Economists have welcomed a weak dollar thinking that will faciliate American exports and reduce the trade deficit. Those thories have been applied to China as well, as most people blame China's alledgedly underappreciated curreny for its trade surplus.
However, I read a report of the Economist which argued that the link between trade balance and foreign currency actually is not inherent. Currency markets, rightly or wrongly, are blithe about trade imablances.
For example, some of the countries whose currencies have gained most at the dollar's expense, like Britain, Australia and New Zealand, have large external deficits and debts too, Australia's current account shortfall has been more presistent than America's and as a result, its net overseas debt last year was 60% of its GDP, compared with 19% for America.

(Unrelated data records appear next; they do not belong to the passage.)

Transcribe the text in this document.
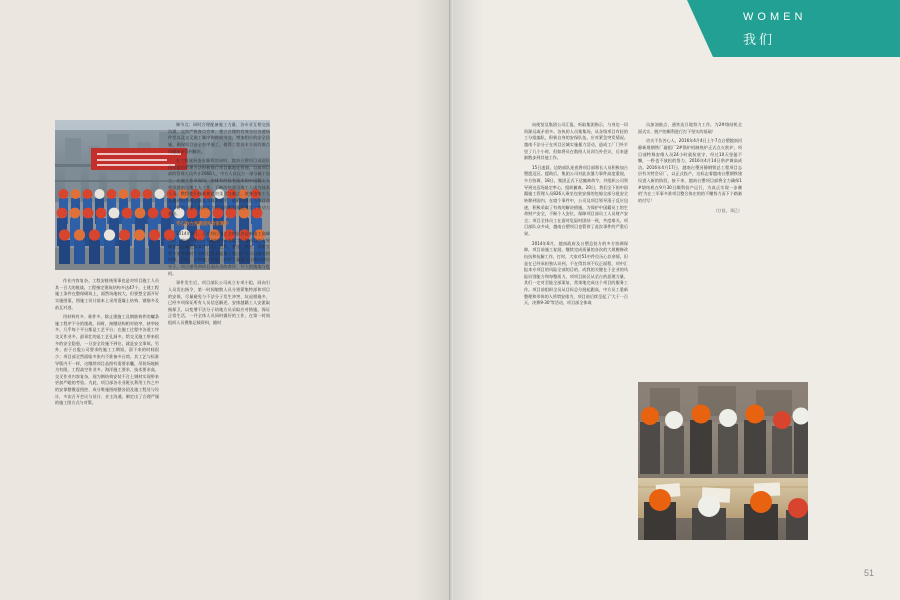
作业内容复杂。工程安排统领事也是对项目施工人员其一百大的挑战。工程指定建筑结构多达47个，土建工程施工条件在整保砌筑上，面然场地较大，但要想全面开好实施图案，图施工设计基本上采用混凝土结构、钢筋多及前瓦对进。

用材料有多、谁件多，除止建施工及钢筋构件的螺条施工程序不分的挑战，同时，接继结构相对较窄，狭窄较多、几乎每个平台都是工艺平台；在施工过程中各道工序交叉作业多，最章壮的是工艺孔洞多，给交叉施工带来很多的安全隐患，一旦安全设施不到位，就是安全事故。另外，由于台股公司要求的施工工期短，留下来的时间很少；项目部全然面临多张内不准备多台湾，其工艺与标准导版内不一样，这继续项目品图有需要求囊，吊装场地极为有限，工程高空作业多，海洋施工要求、技术要求高、交叉作业内容复杂，现为钢结构安装不合上钢材实现带来更加严峻的考验。为此，项目部各专业班长利用工作之中的安保整散意图控、成分堆施图纸整各团及施工程处与设计，多次召开会议与设计、业主沟通，制定出了合理严谨的施工图方式与对策。

制节点；同时合理配备施工力量、各专业互相交流沟通、交流严格查点会审、建立合理的有效分层各道场件型以及交叉施工顺序和时间节点、增加相应的安全设施，确保项目安全有序施工，使得工程技术方面的难点问题逐步得到解决。

在工程遂展逐步顺利的同时，越南台塑项目部迎队同部籍的管理方法积极推行项目属地化管理。目前项目部的管理人员共计2066人，中方人员仅占一部分属于国工，在施工作业现场，安排有经验有技术的中国籍工人带领越南当地工人工作，不断的培训当地工人成为技术人员，教授他们技术规范的重点与难点，使身边每工人从最初的劳务工成长为技术能手，他们的成长为项目注入了新的力量，同时也为项目的顺利推进奠定了劳动力基础。

齐心协力完善国外安家事件

2014年5月，正在项目施工全线挺进迎来施工高峰之时，越南不法分子发起针对中各越工厂等项目的大规模暴乱打砸抢掠事件行为，抢风、暴徒、洪水、资源等等方里考虑对于国项目那来说属于通过矿力可以解决的问题，但是，在物施工房屋，原材大量涌入这地的禁功分子，项目部受到项目面从员的命评、开大的挑战与危机。

事件发生后，项目部队公司成立专项小组，同向引人员发出指令，第一时间敏散人员分别紧集特部和项目的安保，尽量避免与不法分子发生冲突，坑退措施多，已经多项保证所有人员信息解述。安排越籍工人安派取指保卫，以变增不法分子结地方员采取应对措施，保证正常生活，一并全体人员同时做好的工作，在第一时间组织人员搜集记载资料，随时

WOMEN
我们

向使馆及集团公司汇报、听取集团指示，与身边一切资源远或矛盾多。各执的人员集集场，从各级项目有轻的工分组编队，积极自身的安保队伍，应对紧急突发情况。越南不法分子在项目区城实施暴力活动，造成工厂门外半里了几个小时，但如将员在数图人员训当外会议，后来逐渐散步到其他工作。

15日凌晨，边防部队连夜将项目部那长人员积极加台塑遗迈区。援助后，集团公司对此次暴力事件高度重视，多方协调，18日，集团正式下达撤离命令，并组织公司领导到这迈场最定率心，组织撤离。20日，我们全下的中国籍施工管理人员826人乘坐包装安排的包船全部分批安全转移到国内，在境个事件中，公司及项目领导清子反应迅速，积极采取了有效的解决措施，为保护中国籍员工的生命财产安全，不断个人安位，保障项目部员工人员财产安全；项目全体员工在面对危险时团结一致，共度难关。项目部队众多成，越南台塑项目也暂停了此次事件的严重后果。

2014年8月，越南政府及台塑总投方的多方协调保障，项目前施工复批，继续完成质量的各次的大规模修改抗抗和抗解工作，打时，大家对51中件位历心存余情，但是在已经承担独认识到，不在得其项不仅正面程，项中汇报来专项目的风险全部的目的、成我的关键在于企业的风险识别能力和每整质力。项项目前区从至台的思理力量，其们一定对至能全部案复，常果地完成这个项目的服务工作。项目前组织全员从目标总分批起跟高，中方员工重新整理和形体的人所谓安排为，项目前后续至起了'大于一百天，决赛9·30'等活动，项目部全体或

员加油鼓点、通宵达旦地努力工作，为2#熔结机全面式实、脱产的顺利进行打下坚实的基础！

功关不负苦心人。2016年4月4日上午7点台塑越南河静新建钢铁厂竣组厂2#锅炉机制热炉正式点火欧炉，项目部特殊安维人员24小时就检底守，经过10天坚挺不懈，一秒也不放松的努力，2016年4月14日供炉调高成功。2016年4月17日，越南台塑河静钢铁总工程项目志层有关特会证厂，以正式投产，这标志着越南台塑钢铁建设进入新的阶段，接下来，越南台塑项目部将全力确保1#熔结机在9月30日顺利投产运行，为真正实现一步骤的'为在三军事多准项目整合体庄的的不懈努力而下个路渐的付写！

（订昌，邓已）

51
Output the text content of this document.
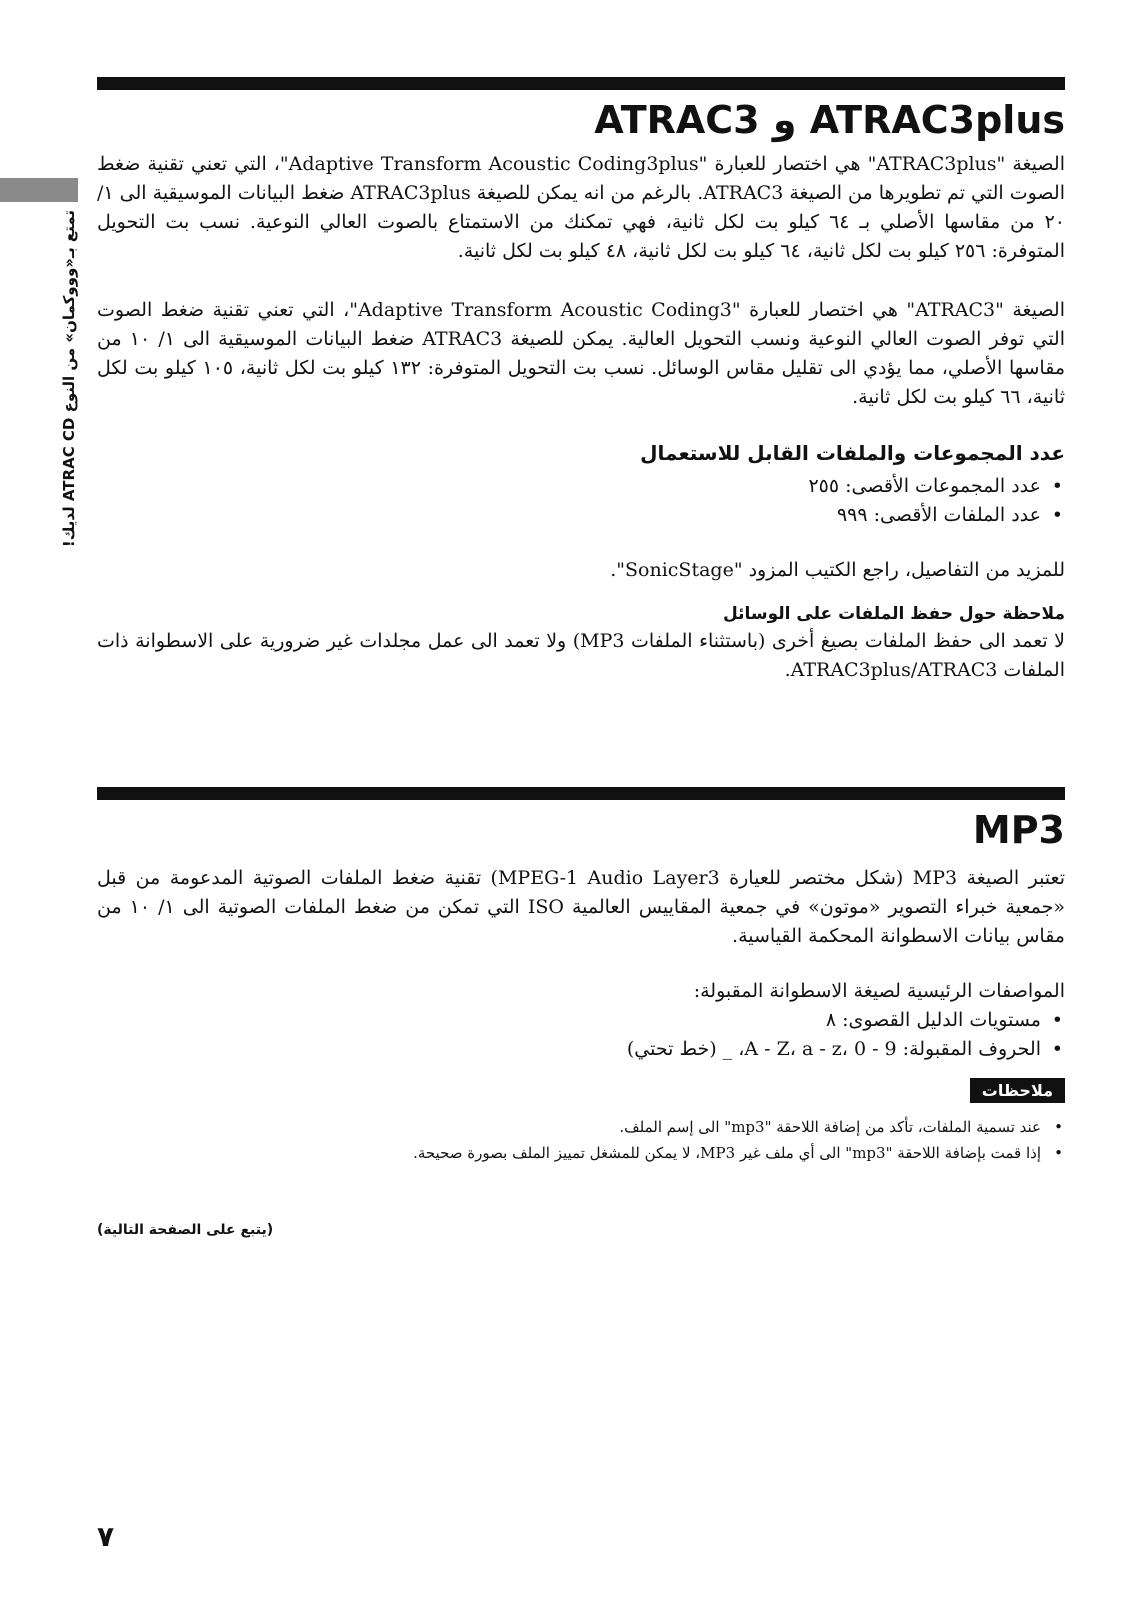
تمتع بـ«وووكمان» من النوع ATRAC CD لديك!
ATRAC3plus و ATRAC3

الصيغة "ATRAC3plus" هي اختصار للعبارة "Adaptive Transform Acoustic Coding3plus"، التي تعني تقنية ضغط الصوت التي تم تطويرها من الصيغة ATRAC3. بالرغم من انه يمكن للصيغة ATRAC3plus ضغط البيانات الموسيقية الى ١/ ٢٠ من مقاسها الأصلي بـ ٦٤ كيلو بت لكل ثانية، فهي تمكنك من الاستمتاع بالصوت العالي النوعية. نسب بت التحويل المتوفرة: ٢٥٦ كيلو بت لكل ثانية، ٦٤ كيلو بت لكل ثانية، ٤٨ كيلو بت لكل ثانية.

الصيغة "ATRAC3" هي اختصار للعبارة "Adaptive Transform Acoustic Coding3"، التي تعني تقنية ضغط الصوت التي توفر الصوت العالي النوعية ونسب التحويل العالية. يمكن للصيغة ATRAC3 ضغط البيانات الموسيقية الى ١/ ١٠ من مقاسها الأصلي، مما يؤدي الى تقليل مقاس الوسائل. نسب بت التحويل المتوفرة: ١٣٢ كيلو بت لكل ثانية، ١٠٥ كيلو بت لكل ثانية، ٦٦ كيلو بت لكل ثانية.

عدد المجموعات والملفات القابل للاستعمال

• عدد المجموعات الأقصى: ٢٥٥
• عدد الملفات الأقصى: ٩٩٩

للمزيد من التفاصيل، راجع الكتيب المزود "SonicStage".

ملاحظة حول حفظ الملفات على الوسائل

لا تعمد الى حفظ الملفات بصيغ أخرى (باستثناء الملفات MP3) ولا تعمد الى عمل مجلدات غير ضرورية على الاسطوانة ذات الملفات ATRAC3plus/ATRAC3.

MP3

تعتبر الصيغة MP3 (شكل مختصر للعيارة MPEG-1 Audio Layer3) تقنية ضغط الملفات الصوتية المدعومة من قبل «جمعية خبراء التصوير «موتون» في جمعية المقاييس العالمية ISO التي تمكن من ضغط الملفات الصوتية الى ١/ ١٠ من مقاس بيانات الاسطوانة المحكمة القياسية.

المواصفات الرئيسية لصيغة الاسطوانة المقبولة:

• مستويات الدليل القصوى: ٨
• الحروف المقبولة: A - Z، a - z، 0 - 9، _ (خط تحتي)
ملاحظات
• عند تسمية الملفات، تأكد من إضافة اللاحقة "mp3" الى إسم الملف.
• إذا قمت بإضافة اللاحقة "mp3" الى أي ملف غير MP3، لا يمكن للمشغل تمييز الملف بصورة صحيحة.
(يتبع على الصفحة التالية)
٧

New Zealand's debt ratio is larger still at 90% of GDP. Meanwhile the currency of the world's largest creditor nation, Japan, continue to languish-even against weak dollar.
So I don't know why some people continue to complain against Chinese currency, thinking it is delibately manipulated by the Chinese government to boost exports. But as the above empirical evidence shows, there is no strong correlation between trade balance and foreign currency. I was wondering why some people continue to complain about it.

1 comment:

caterpillar said...

In my opinion, the relation between trade balance and foreign currency exists. As the external reflection of domestic price level, it is absolute that exchange rate (therefore, foreign currency) impacts foreign trade. However, I think there is no absolutely negative effect between them. That is to say, undervalued exchange rate doesn’t denote it will benefit trade surplus, vice versa. In the case of China, distorted price of natural resource, labor, and raw materials play a more significant impact on the huge trade surplus.
As to the view that China manipulates currency deliberately, it is not correct totally because great efforts have been made since July 2005 and RMB has appreciated much against USD. However, there is a point that China can’t explain clearly: although the nominal exchange rate has appreciated to a great extent, the real exchange rate hasn’t witnessed an obvious rise and the truth is real exchange rate is more important than nominal exchange rate as far as trade balance is considered.